It seems that a real estate developer named Zucker bought the North Shore Country Club outside of New York City after its membership fell upon hard times. (At least ten families had invested with Bernie Madoff.). All the members agreed that the golf course which opened in 1916 had been the work of a famous designer named Tillinghast. However, after closing on the purchase, Zucker began to hear rumors that someone else had been the designer.
The source of those rumors was the biographer of two other famous course designers named MacDonald and Raynor. Several years earlier an acquaintance had suggested that he take a look at the North Shore course because it seemed to have a lot of features that were characteristic of MacDonald and Raynor’s work. The author agreed and subsequently called in another expert who concluded that the course did not bear any evidence of Tillinghast’s handiwork.
A careful search of the club’s records turned up evidence of payments to Raynor as well as a letter thanking both MacDonald and Raynor for their contribution. There was no evidence of Tillinghast’s involvement in designing the course and Tillinghast never listed it among his credits. Nevertheless, an official history of golf clubs in the New York area reported that Tillinghast had been paid $75,000 to design the course.

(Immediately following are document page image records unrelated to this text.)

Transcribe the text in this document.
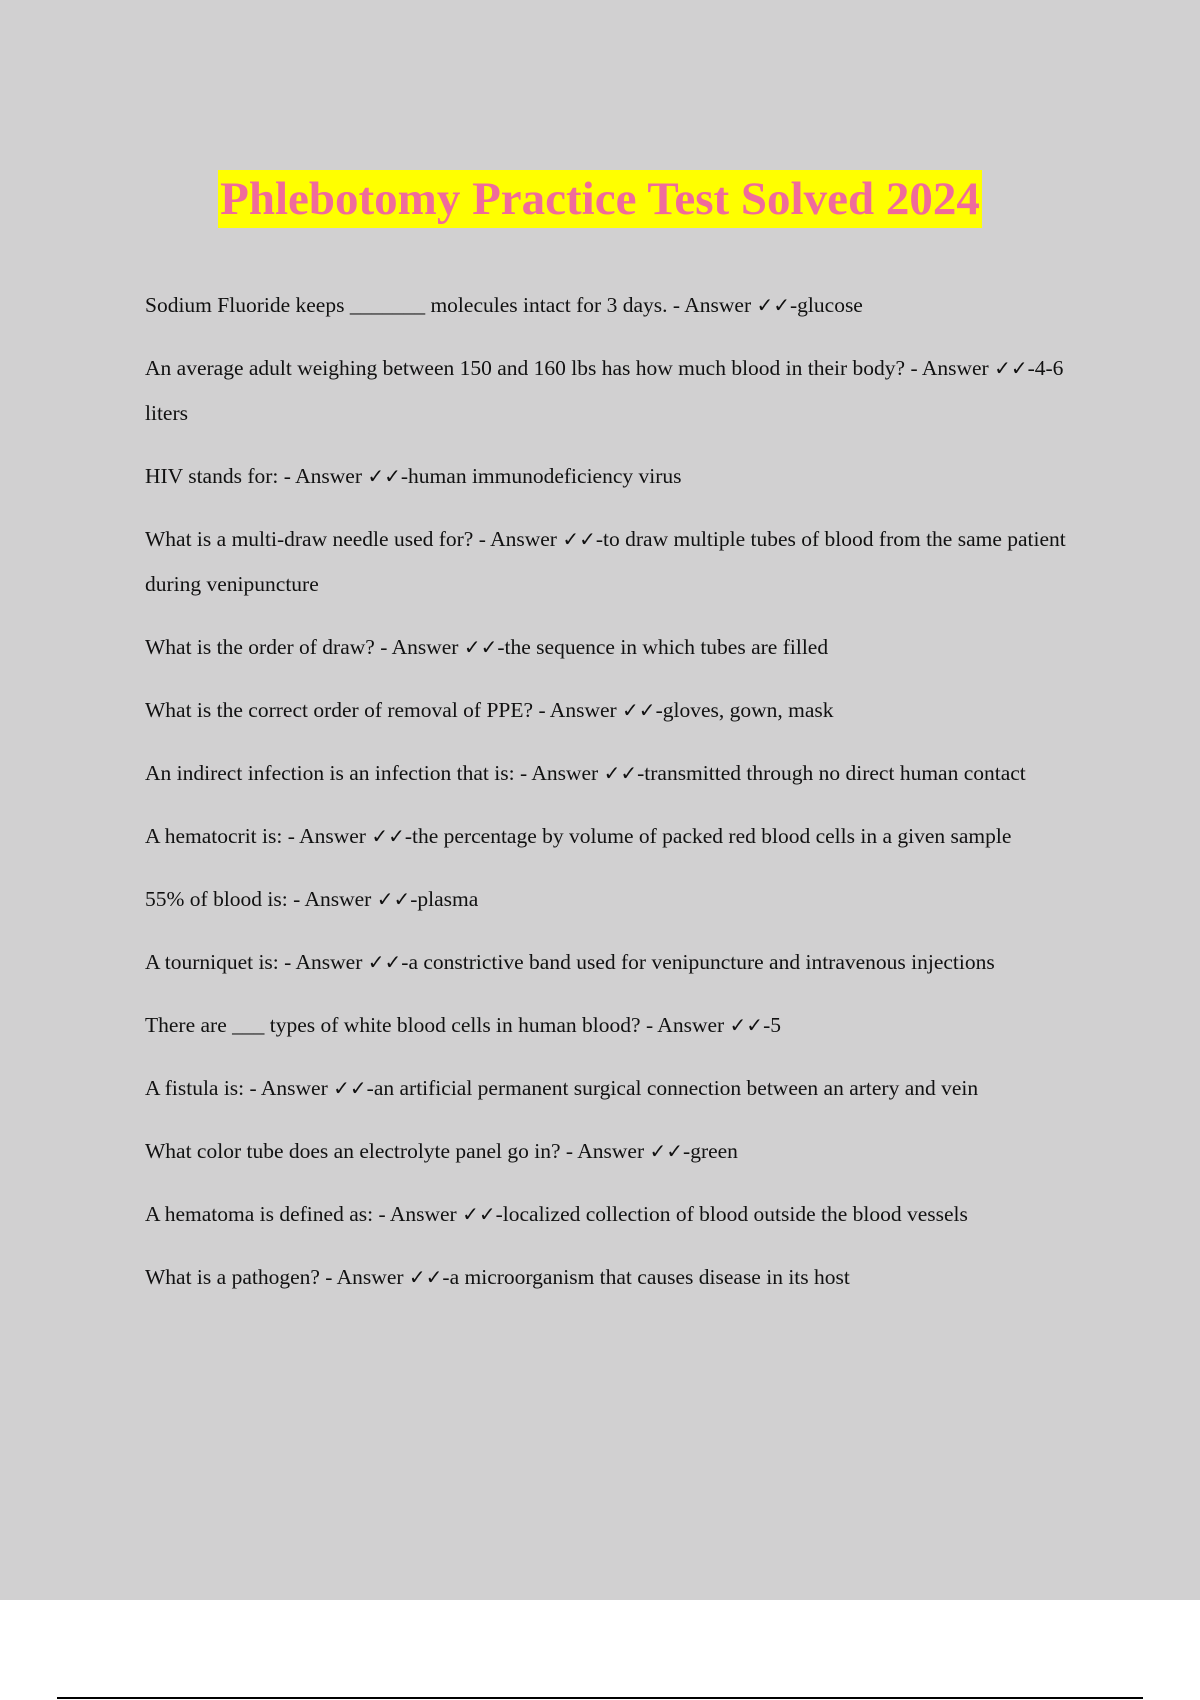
Phlebotomy Practice Test Solved 2024
Sodium Fluoride keeps _______ molecules intact for 3 days. - Answer ✓✓-glucose
An average adult weighing between 150 and 160 lbs has how much blood in their body? - Answer ✓✓-4-6 liters
HIV stands for: - Answer ✓✓-human immunodeficiency virus
What is a multi-draw needle used for? - Answer ✓✓-to draw multiple tubes of blood from the same patient during venipuncture
What is the order of draw? - Answer ✓✓-the sequence in which tubes are filled
What is the correct order of removal of PPE? - Answer ✓✓-gloves, gown, mask
An indirect infection is an infection that is: - Answer ✓✓-transmitted through no direct human contact
A hematocrit is: - Answer ✓✓-the percentage by volume of packed red blood cells in a given sample
55% of blood is: - Answer ✓✓-plasma
A tourniquet is: - Answer ✓✓-a constrictive band used for venipuncture and intravenous injections
There are ___ types of white blood cells in human blood? - Answer ✓✓-5
A fistula is: - Answer ✓✓-an artificial permanent surgical connection between an artery and vein
What color tube does an electrolyte panel go in? - Answer ✓✓-green
A hematoma is defined as: - Answer ✓✓-localized collection of blood outside the blood vessels
What is a pathogen? - Answer ✓✓-a microorganism that causes disease in its host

In 1916, Tillinghast was at the height of his fame and Raynor was just starting out. Nevertheless, Raynor subsequently designed many famous courses so Zucker was not too put out to find out the truth. Still it struck him as odd.
"I'm amazed how all the most knowledgeable people in golf, for so many years, made the assumption that because everyone else said Tillinghast was involved, that it must be true, even with no background evidence," Mr. Zucker said.